SECURITIES AND EXCHANGE COMMISSION
Washington, D.C. 20549
Pursuant to Section 13 OR 15(d) of
The Securities Exchange Act of 1934
Date of Report (Date of earliest event reported): June 19, 2018
(Exact name of registrant as specified in its charter)
|(State or other jurisdiction||(Commission||(IRS Employer|
|of incorporation)||File Number)||Identification No.)|
|26 Ossipee Road, Newton, Massachusetts||02464|
|(Address of principal executive offices)||(Zip Code)|
Registrant’s telephone number, including area code: (617) 795-5140
Check the appropriate box below if the Form 8-K filing is intended to simultaneously satisfy the filing obligation of the registrant under any of the following provisions (see General Instruction A.2. below):
|[ ]||Written communications pursuant to Rule 425 under the Securities Act (17 CFR 230.425)|
|[ ]||Soliciting material pursuant to Rule 14a-12 under the Exchange Act (17 CFR 240.14a-12)|
|[ ]||Pre-commencement communications pursuant to Rule 14d-2(b) under the Exchange Act (17 CFR 240.14d-2(b))|
|[ ]||Pre-commencement communications pursuant to Rule 13e-4(c) under the Exchange Act (17 CFR 240.13e-4(c))|
Indicate by check mark whether the registrant is an emerging growth company as defined in Rule 405 of the Securities Act of 1933 (§230.405 of this chapter) or Rule 12b-2 of the Securities Exchange Act of 1934 (§240.12b-2 of this chapter).
Emerging growth company [ ]
If an emerging growth company, indicate by check mark if the registrant has elected not to use the extended transition period for complying with any new or revised financial accounting standards provided pursuant to Section 13(a) of the Exchange Act. [ ]
Item 3.02. Unregistered Sales of Equity Securities.
Between May 15, 2018 and May 31, 2018, MariMed Inc. (the “Company”) sold an aggregate of 7,241,997 shares of common stock for total proceeds of $6,513,000. Included in these sales were warrants to purchase an additional 3,206,500 shares of common stock at an exercise price of $1.75 per share, expiring in May 2021.

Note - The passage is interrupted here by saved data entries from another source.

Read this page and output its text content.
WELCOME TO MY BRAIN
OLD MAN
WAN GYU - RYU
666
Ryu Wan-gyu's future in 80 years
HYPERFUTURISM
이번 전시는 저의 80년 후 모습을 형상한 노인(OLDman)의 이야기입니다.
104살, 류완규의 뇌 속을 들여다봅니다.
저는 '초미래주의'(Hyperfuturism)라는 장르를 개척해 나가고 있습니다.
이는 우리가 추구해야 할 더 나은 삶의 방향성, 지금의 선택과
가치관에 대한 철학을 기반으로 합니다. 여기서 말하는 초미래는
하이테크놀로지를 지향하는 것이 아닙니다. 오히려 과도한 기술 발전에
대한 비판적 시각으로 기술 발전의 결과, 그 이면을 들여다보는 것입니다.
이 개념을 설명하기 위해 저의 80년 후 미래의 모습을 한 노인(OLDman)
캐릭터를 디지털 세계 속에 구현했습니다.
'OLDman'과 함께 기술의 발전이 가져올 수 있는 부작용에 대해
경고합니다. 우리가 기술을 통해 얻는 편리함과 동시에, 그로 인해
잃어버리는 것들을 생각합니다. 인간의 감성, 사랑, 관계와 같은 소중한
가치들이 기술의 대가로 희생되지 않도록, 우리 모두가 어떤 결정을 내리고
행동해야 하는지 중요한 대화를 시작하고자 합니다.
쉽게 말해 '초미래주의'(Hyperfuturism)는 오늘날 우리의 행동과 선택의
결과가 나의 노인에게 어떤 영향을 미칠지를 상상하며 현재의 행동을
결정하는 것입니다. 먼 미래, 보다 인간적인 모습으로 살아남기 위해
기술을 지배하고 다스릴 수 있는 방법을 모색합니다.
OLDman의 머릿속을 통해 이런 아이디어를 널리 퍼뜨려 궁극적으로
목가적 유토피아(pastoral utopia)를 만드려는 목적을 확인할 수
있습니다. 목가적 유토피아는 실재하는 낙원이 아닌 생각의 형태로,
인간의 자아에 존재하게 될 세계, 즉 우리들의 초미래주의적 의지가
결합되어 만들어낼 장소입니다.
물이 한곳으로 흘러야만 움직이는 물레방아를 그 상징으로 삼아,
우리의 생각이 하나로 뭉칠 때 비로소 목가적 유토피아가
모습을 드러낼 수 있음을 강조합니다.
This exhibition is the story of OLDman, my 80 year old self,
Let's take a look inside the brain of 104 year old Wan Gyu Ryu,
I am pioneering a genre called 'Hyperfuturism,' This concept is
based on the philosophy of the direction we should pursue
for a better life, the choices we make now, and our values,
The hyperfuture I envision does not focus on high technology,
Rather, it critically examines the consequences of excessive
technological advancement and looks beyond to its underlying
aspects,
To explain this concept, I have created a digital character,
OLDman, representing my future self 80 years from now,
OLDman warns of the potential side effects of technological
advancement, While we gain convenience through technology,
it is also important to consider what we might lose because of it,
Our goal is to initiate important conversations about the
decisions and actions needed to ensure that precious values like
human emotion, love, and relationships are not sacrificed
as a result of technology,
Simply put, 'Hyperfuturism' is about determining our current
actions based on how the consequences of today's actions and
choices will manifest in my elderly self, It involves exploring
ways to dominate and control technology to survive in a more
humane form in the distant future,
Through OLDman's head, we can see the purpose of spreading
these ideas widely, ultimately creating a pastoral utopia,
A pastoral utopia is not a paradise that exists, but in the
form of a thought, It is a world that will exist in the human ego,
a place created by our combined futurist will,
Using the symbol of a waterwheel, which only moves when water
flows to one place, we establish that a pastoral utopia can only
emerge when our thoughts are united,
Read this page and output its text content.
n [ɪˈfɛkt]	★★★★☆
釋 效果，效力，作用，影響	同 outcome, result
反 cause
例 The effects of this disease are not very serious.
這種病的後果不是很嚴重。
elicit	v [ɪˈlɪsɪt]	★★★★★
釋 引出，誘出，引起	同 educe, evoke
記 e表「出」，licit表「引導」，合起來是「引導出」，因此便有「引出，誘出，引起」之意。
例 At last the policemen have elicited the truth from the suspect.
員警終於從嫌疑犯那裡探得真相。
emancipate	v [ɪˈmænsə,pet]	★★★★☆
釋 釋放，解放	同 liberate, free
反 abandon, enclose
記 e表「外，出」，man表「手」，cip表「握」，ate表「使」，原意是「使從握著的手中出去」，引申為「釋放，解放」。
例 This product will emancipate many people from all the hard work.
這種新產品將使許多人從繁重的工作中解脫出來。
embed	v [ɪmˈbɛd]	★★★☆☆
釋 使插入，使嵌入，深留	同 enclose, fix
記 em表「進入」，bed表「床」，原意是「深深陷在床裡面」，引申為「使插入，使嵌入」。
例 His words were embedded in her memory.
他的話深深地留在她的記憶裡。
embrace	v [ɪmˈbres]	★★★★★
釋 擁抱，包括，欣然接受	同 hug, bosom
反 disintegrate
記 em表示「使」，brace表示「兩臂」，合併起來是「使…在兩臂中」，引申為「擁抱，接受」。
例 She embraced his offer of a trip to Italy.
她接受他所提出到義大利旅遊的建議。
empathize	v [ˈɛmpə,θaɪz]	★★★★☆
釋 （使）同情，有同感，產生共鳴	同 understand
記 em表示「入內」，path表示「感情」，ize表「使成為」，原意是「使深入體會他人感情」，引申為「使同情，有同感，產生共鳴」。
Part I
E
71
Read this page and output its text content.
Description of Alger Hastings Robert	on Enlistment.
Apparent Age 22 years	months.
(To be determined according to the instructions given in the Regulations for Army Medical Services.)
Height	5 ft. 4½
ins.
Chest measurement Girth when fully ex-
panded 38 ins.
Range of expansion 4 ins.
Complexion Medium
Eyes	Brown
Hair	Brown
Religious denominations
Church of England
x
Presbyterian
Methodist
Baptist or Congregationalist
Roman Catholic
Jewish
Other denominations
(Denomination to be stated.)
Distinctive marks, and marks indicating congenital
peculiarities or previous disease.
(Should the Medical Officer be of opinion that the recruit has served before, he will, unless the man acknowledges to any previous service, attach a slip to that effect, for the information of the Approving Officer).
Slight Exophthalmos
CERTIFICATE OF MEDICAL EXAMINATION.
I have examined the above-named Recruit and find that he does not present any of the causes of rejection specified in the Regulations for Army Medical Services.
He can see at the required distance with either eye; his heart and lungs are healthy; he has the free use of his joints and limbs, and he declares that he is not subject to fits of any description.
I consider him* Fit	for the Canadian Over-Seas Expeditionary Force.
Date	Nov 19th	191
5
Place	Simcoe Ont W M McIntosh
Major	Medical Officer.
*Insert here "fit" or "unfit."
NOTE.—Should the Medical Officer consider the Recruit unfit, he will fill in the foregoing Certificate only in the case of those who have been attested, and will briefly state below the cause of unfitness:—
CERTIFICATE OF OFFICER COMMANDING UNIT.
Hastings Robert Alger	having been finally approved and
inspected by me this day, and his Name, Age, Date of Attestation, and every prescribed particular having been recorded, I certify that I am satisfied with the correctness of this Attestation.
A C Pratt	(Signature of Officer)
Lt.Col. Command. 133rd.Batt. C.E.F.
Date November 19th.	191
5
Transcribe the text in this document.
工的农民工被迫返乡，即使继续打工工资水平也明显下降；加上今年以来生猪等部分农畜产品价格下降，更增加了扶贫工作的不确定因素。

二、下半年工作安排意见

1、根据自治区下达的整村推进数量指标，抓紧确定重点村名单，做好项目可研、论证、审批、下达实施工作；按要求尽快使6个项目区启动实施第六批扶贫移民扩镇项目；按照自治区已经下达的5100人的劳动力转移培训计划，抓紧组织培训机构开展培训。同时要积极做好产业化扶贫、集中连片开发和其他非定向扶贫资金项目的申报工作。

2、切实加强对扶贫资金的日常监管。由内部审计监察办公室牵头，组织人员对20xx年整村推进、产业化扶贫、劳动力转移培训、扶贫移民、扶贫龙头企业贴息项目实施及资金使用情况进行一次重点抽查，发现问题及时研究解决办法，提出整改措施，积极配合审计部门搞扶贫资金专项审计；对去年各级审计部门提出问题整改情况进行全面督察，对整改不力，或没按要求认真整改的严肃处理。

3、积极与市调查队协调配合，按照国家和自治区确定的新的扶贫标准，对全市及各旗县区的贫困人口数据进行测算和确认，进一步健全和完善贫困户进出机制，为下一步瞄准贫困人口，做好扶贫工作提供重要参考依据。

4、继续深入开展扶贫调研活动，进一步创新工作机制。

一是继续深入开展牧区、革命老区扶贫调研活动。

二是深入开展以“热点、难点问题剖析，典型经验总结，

During the period March 31, 2018 to June 19, 2018, the Company converted $300,000 of promissory notes into 333,333 shares of common stock. Also during this period, the Company issued 180,439 shares of common stock to settle approximately $120,000 of outstanding obligations, and issued 100,000 shares of common stock pursuant to a mutual release agreement with a former employee.
As a result of the above, the Company issued an aggregate of 7,855,769 shares of common stock representing 4.3% of previously reported total common stock outstanding on May 14, 2018, and will have a total of 191,304,614 shares outstanding as of June 19, 2018. All shares were issued in exempt private placement transactions under Section 4(2) of the Securities Act of 1933, as amended, to persons who are “accredited investors” without the use of public advertising or the payment of placement fees or commissions.
Pursuant to the requirements of the Securities Exchange Act of 1934, the registrant has duly caused this report to be signed on its behalf by the undersigned hereunto duly authorized.